3 (18%) biopsies demonstrated high grade prostatic intraepithelial neoplasia (PIN,
see figure 4),
4 (24%) demonstrated inflammation (figure 5),
3 (18%) were suspicious but not diagnostic of cancer (figure 6) and 7 (41%) yielded normal prostatic tissue.
‘High grade PIN’ is a histological diagnosis characterised by prostate glands retaining a complete or partial basal cell layer lined by atypical cells with prominent nucleoli5.
Prostate adenocarcinoma by comparison is where the abnormal cells spread beyond the boundaries of the acinus and form clusters without basal cells.

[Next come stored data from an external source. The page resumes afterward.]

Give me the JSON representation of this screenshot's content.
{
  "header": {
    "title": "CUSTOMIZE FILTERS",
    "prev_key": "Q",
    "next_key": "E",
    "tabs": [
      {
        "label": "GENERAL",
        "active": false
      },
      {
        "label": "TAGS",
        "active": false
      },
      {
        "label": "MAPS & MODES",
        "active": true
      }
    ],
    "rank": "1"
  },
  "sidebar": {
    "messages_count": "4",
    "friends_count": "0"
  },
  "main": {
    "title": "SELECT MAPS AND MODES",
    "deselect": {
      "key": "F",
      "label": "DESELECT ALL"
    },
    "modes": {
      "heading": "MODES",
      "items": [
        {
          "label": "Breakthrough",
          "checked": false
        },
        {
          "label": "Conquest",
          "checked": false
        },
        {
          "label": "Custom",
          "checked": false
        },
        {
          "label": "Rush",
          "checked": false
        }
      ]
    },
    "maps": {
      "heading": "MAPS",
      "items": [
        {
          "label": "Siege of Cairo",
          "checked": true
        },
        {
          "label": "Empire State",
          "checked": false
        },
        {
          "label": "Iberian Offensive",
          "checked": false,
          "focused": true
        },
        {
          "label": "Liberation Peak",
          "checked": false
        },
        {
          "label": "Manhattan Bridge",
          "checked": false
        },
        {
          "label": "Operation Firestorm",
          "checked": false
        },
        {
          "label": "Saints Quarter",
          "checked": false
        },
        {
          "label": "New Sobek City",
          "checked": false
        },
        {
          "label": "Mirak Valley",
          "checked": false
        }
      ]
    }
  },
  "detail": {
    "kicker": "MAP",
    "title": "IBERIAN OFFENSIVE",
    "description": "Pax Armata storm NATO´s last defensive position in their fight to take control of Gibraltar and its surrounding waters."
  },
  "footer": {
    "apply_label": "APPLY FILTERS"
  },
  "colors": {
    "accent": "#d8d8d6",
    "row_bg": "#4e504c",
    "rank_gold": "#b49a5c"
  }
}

In high grade PIN the basal cell layer is interrupted but present.
High grade PIN indicates a 21% risk of adenocarcinoma in subsequent biopsies and is considered the only histological cancerous precursor6.
High grade PIN is not associated with an elevated PSA.
‘Suspicious but not diagnostic of cancer’ indicates atypical small acinar proliferation (ASAP) and is not a pathological entity but instead represents diagnostic ambiguity.
Pathologic features suspicious but not definitive for malignancy are present.
The most common cause for ambiguity is small size of the foci of atypical glands6.
The National Institute for Clinical Excellence ‘Prostate cancer: diagnosis and management’ guidance states that of men who have a negative first prostate biopsy,
the risk of developing prostate cancer or that undersampled prostate cancer is already present is slightly higher if high grade PIN or atypical small acinar proliferation is present1.